I noticed something about the prime of the form p and 8p+1 and their divisibility by 2^p-1

If p = ((2a-1)^2+64(2b-1)^2-1)/8 and 8p+1 = (2a-1)^2+64(2b-1)^2, then 8p+1 divides 2^p-1

To find the exponent I use this code on PARI GP :

for(a=1, 1000, for(b=1, 1000, if(isprime((((2*a-1)^2+64*(2*b-1)^2-1)/8))&&isprime((2*a-1)^2+64*(2*b-1)^2), print(((2*a-1)^2+64*(2*b-1)^2-1)/8))))

But I don't how to sort by increasing order on PARI GP

I don't know if it's useful and I didn't found a counterexample but this interesting I guess

[LaurV]

Quote:

Originally Posted by kijinSeija

I noticed something about the prime of the form p and 8p+1 and their divisibility by 2^p-1

It is actually viceversa , 2^p-1 is divisible by 8p+1.

And yes, this is an interesting find, I was not aware of. Up to now, we don't have a result that says anything about small factors of mersenne for exponents p which are prime and 1 (mod 4). For p=3 (mod 4) we have the SG result (if q=2p+1 is prime and p is 3 mod 4, than q divides m=2^p-1). But there is no similar result known to me which is touching prime p which are 1 (mod 4). If the "trick" behind of those formulas (which I didn't check yet) can be proved, this is an interesting result, with some mild theoretic value.

And no, this is not "useful" in practice, there is no practical value, the factors it uncovers are very small, only 8 times the value of p, which are eliminated by initial sieving/TF in the first millisecond (for k=4, in q=2kp+1).

Related to "sorting" in pari, you can add all the things to a list and use the sorting functions, if you need, or put everything in a file and sort it externally, but this effort is not really justified if you observe that the part coming from your "b" is much higher than the part from "a", so if you move b to external loop, they come out pretty sorted...

Code:

for(b=1, 100, for(a=1, 100, q=(2*a-1)^2+64*(2*b-1)^2; p=(q-1)/8; if(isprime(p)&&isprime(q), print(q", divides 2^"p"-1"))))

(I also fixed a bit your calculation so you don't need to waste time calculating the same thing over and over, and also print both q and p. Note that there is no insurance of the fact that this is true, unless proved.
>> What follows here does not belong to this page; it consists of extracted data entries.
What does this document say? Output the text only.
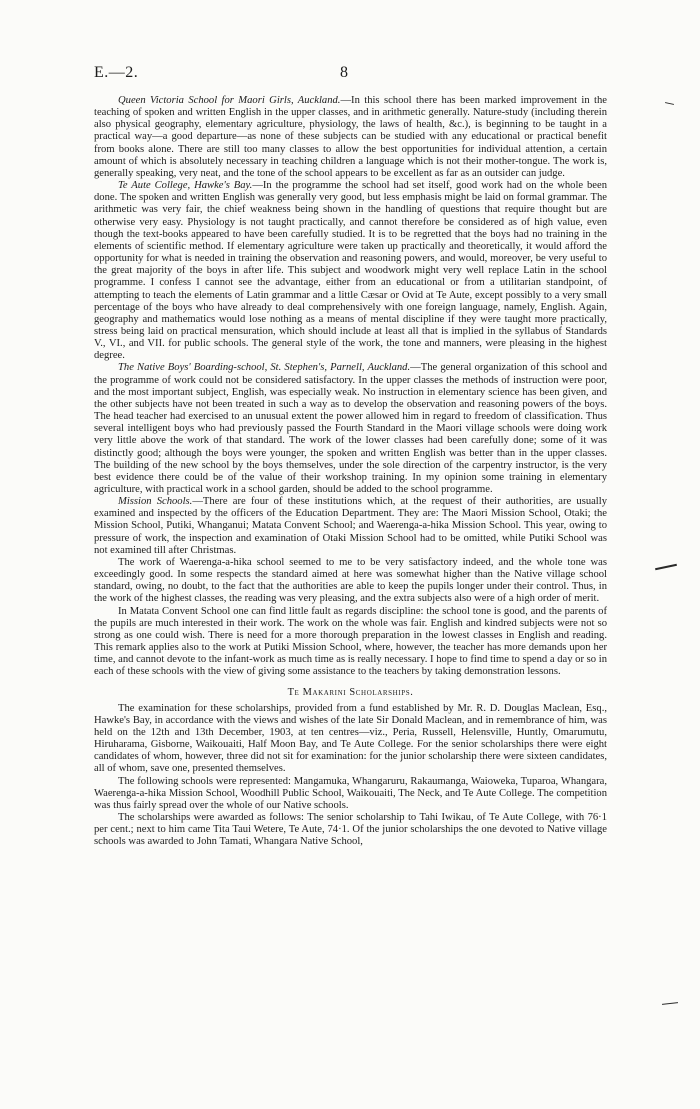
E.—2.	8

Queen Victoria School for Maori Girls, Auckland.—In this school there has been marked improvement in the teaching of spoken and written English in the upper classes, and in arithmetic generally. Nature-study (including therein also physical geography, elementary agriculture, physiology, the laws of health, &c.), is beginning to be taught in a practical way—a good departure—as none of these subjects can be studied with any educational or practical benefit from books alone. There are still too many classes to allow the best opportunities for individual attention, a certain amount of which is absolutely necessary in teaching children a language which is not their mother-tongue. The work is, generally speaking, very neat, and the tone of the school appears to be excellent as far as an outsider can judge.

Te Aute College, Hawke's Bay.—In the programme the school had set itself, good work had on the whole been done. The spoken and written English was generally very good, but less emphasis might be laid on formal grammar. The arithmetic was very fair, the chief weakness being shown in the handling of questions that require thought but are otherwise very easy. Physiology is not taught practically, and cannot therefore be considered as of high value, even though the text-books appeared to have been carefully studied. It is to be regretted that the boys had no training in the elements of scientific method. If elementary agriculture were taken up practically and theoretically, it would afford the opportunity for what is needed in training the observation and reasoning powers, and would, moreover, be very useful to the great majority of the boys in after life. This subject and woodwork might very well replace Latin in the school programme. I confess I cannot see the advantage, either from an educational or from a utilitarian standpoint, of attempting to teach the elements of Latin grammar and a little Cæsar or Ovid at Te Aute, except possibly to a very small percentage of the boys who have already to deal comprehensively with one foreign language, namely, English. Again, geography and mathematics would lose nothing as a means of mental discipline if they were taught more practically, stress being laid on practical mensuration, which should include at least all that is implied in the syllabus of Standards V., VI., and VII. for public schools. The general style of the work, the tone and manners, were pleasing in the highest degree.

The Native Boys' Boarding-school, St. Stephen's, Parnell, Auckland.—The general organization of this school and the programme of work could not be considered satisfactory. In the upper classes the methods of instruction were poor, and the most important subject, English, was especially weak. No instruction in elementary science has been given, and the other subjects have not been treated in such a way as to develop the observation and reasoning powers of the boys. The head teacher had exercised to an unusual extent the power allowed him in regard to freedom of classification. Thus several intelligent boys who had previously passed the Fourth Standard in the Maori village schools were doing work very little above the work of that standard. The work of the lower classes had been carefully done; some of it was distinctly good; although the boys were younger, the spoken and written English was better than in the upper classes. The building of the new school by the boys themselves, under the sole direction of the carpentry instructor, is the very best evidence there could be of the value of their workshop training. In my opinion some training in elementary agriculture, with practical work in a school garden, should be added to the school programme.

Mission Schools.—There are four of these institutions which, at the request of their authorities, are usually examined and inspected by the officers of the Education Department. They are: The Maori Mission School, Otaki; the Mission School, Putiki, Whanganui; Matata Convent School; and Waerenga-a-hika Mission School. This year, owing to pressure of work, the inspection and examination of Otaki Mission School had to be omitted, while Putiki School was not examined till after Christmas.

The work of Waerenga-a-hika school seemed to me to be very satisfactory indeed, and the whole tone was exceedingly good. In some respects the standard aimed at here was somewhat higher than the Native village school standard, owing, no doubt, to the fact that the authorities are able to keep the pupils longer under their control. Thus, in the work of the highest classes, the reading was very pleasing, and the extra subjects also were of a high order of merit.

In Matata Convent School one can find little fault as regards discipline: the school tone is good, and the parents of the pupils are much interested in their work. The work on the whole was fair. English and kindred subjects were not so strong as one could wish. There is need for a more thorough preparation in the lowest classes in English and reading. This remark applies also to the work at Putiki Mission School, where, however, the teacher has more demands upon her time, and cannot devote to the infant-work as much time as is really necessary. I hope to find time to spend a day or so in each of these schools with the view of giving some assistance to the teachers by taking demonstration lessons.

Te Makarini Scholarships.

The examination for these scholarships, provided from a fund established by Mr. R. D. Douglas Maclean, Esq., Hawke's Bay, in accordance with the views and wishes of the late Sir Donald Maclean, and in remembrance of him, was held on the 12th and 13th December, 1903, at ten centres—viz., Peria, Russell, Helensville, Huntly, Omarumutu, Hiruharama, Gisborne, Waikouaiti, Half Moon Bay, and Te Aute College. For the senior scholarships there were eight candidates of whom, however, three did not sit for examination: for the junior scholarship there were sixteen candidates, all of whom, save one, presented themselves.

The following schools were represented: Mangamuka, Whangaruru, Rakaumanga, Waioweka, Tuparoa, Whangara, Waerenga-a-hika Mission School, Woodhill Public School, Waikouaiti, The Neck, and Te Aute College. The competition was thus fairly spread over the whole of our Native schools.

The scholarships were awarded as follows: The senior scholarship to Tahi Iwikau, of Te Aute College, with 76·1 per cent.; next to him came Tita Taui Wetere, Te Aute, 74·1. Of the junior scholarships the one devoted to Native village schools was awarded to John Tamati, Whangara Native School,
You can add the "&&Mod(2,q)^p=1" in that "if" condition, and check if the resulted list is the same.

Edit:

Ok. Using these 3 lines, one by one, in order, we get:

Code:

gp> cnt=0; for(b=1, 1000, for(a=1, 1000, q=(2*a-1)^2+64*(2*b-1)^2; p=(q-1)/8; if(isprime(p)&&isprime(q), cnt++; print(cnt": "q", "p))))
(6421 results are printed)
gp> cnt=0; for(b=1, 1000, for(a=1, 1000, q=(2*a-1)^2+64*(2*b-1)^2;  p=(q-1)/8; if(isprime(p)&&isprime(q)&&Mod(2,q)^p==1, cnt++; print(cnt": "q", "p))))
(6421 results are printed)

gp> cnt=0; for(b=1, 1000, for(a=1, 1000, q=(2*a-1)^2+64*(2*b-1)^2;  p=(q-1)/8; if(isprime(p)&&isprime(q)&&Mod(2,q)^p==1&&Mod(p,4)==1, cnt++; print(cnt": "q", "p))))
(3420 results are printed)

Buddy, you are onto something...

[charybdis]

Quote:

Originally Posted by kijinSeija

Hi,

I noticed something about the prime of the form p and 8p+1 and their divisibility by 2^p-1

If p = ((2a-1)^2+64(2b-1)^2-1)/8 and 8p+1 = (2a-1)^2+64(2b-1)^2, then 8p+1 divides 2^p-1

This is equivalent to saying that if 8p+1 is prime and of the form (2a-1)^2+64(2b-1)^2, then 2 is an 8th power mod 8p+1.

You've rediscovered an old result on when 2 is an 8th power modulo a prime. Reuschle (1856) stated, and Western (1911) proved, that if q is a prime of the form 8k+1:
- If k is even, then 2 is an 8th power mod q if and only if q is of the form x^2 + 256y^2
- If k is odd, then 2 is an 8th power mod q if and only if q is of the form x^2 + 64y^2 but not of the form x^2 + 256y^2.

Here we are in the k odd case, and your (2a-1)^2+64(2b-1)^2 exactly corresponds to saying that 8p+1 is of the form x^2 + 64y^2 but not of the form x^2 + 256y^2. So in fact we can strengthen your statement to an "if and only if".